# Interpretation of Economic Significance of Coefficients in Linear Probability Model and Reversing the Dependent Variable

I have the following regression:

open_regime = B1 GovernmentSupport + B2 ln(R&D Budget) + other_controls + FirmFE + TimeFE + ProjectCategoryFE


where open_regime is a dummy variable that takes the value of one if the company has given away the patent rights and zero otherwise. Similarly, GovernmentSupport is a dummy variables that is equivalent to 1 if company gets a support from government and zero otherwise. I also have log transformed R&D budget(for the project) variable and time, firm and project category fixed effects.

I use a linear probability model in order to control for these fixed effects. This is the regression output that I get:

open_regime = 0.007 GovernmentSupport - 0.005 ln(R&D Budget)

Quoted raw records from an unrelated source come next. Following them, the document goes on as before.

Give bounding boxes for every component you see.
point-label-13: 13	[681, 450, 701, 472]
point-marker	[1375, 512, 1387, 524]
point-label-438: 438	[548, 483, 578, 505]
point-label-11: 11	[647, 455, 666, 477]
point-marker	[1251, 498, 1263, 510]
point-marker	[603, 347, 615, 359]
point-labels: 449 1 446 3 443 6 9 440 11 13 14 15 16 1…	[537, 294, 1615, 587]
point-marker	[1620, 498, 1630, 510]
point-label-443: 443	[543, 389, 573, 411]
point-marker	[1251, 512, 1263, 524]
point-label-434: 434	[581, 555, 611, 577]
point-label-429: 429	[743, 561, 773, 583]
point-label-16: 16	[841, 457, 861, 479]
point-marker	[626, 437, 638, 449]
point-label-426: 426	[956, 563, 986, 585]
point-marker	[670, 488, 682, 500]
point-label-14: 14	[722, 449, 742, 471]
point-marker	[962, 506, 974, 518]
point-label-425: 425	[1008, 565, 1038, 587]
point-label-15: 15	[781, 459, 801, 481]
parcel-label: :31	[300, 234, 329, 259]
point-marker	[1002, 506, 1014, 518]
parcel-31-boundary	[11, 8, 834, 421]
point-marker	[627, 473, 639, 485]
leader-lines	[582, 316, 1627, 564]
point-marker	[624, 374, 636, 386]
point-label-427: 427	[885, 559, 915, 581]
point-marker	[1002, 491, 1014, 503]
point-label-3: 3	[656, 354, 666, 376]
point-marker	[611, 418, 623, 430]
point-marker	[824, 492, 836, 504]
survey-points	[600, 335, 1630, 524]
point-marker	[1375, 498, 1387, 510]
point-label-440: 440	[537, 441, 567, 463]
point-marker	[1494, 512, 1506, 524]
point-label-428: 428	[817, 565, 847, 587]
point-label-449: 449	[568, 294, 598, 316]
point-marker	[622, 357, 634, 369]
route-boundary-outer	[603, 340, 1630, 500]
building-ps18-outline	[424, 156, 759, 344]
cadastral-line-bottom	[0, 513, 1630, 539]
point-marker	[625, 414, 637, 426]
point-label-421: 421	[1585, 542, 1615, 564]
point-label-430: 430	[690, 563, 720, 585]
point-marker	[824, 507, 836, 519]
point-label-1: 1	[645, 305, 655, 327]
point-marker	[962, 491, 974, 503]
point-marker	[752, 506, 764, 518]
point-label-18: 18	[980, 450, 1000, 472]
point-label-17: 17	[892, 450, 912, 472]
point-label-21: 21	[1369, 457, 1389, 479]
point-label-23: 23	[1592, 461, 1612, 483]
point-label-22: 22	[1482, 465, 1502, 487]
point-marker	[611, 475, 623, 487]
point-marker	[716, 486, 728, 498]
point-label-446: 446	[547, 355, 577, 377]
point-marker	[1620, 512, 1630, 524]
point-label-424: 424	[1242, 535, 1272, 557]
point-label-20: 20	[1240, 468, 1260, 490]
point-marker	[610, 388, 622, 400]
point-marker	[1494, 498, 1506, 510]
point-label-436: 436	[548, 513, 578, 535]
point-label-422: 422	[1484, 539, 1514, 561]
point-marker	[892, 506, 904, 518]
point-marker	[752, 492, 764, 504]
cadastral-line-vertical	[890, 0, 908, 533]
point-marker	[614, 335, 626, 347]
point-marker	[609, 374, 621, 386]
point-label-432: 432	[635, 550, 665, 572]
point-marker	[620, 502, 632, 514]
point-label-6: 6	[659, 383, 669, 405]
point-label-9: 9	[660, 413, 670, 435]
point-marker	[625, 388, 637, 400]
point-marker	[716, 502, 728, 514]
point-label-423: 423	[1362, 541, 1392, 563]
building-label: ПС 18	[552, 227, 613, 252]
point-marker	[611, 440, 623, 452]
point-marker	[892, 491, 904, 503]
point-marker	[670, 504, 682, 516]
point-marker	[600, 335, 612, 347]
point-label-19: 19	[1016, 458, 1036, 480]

In my sample, only 0.03 of the cases firms have chosen to give away patents. I also want to comment on the economic significance of the variables. If there is a 1% price increase in the R&D budget, that to 100 * ((0.03 - 0.00005) - 0.03)/0.03, that is a 0.17% increase in the open regime in the sample. I have three questions:

• Is my interpretation of the ln(R&D Budget) coeffcient is correct?
• What would be the interpretation of GovernmentSupport variable(in 0.08 percent of cases government supports the project)
• If I reverse my dependent variable, say I define a closed_regime variable that takes the value of one if the company has not given away the patent rights and zero otherwise, I observe that my coefficients and standard errors remain the same but they only change their sign... How does my interpretation of economic significance change compared to open regime? (How it is calculated in this case?)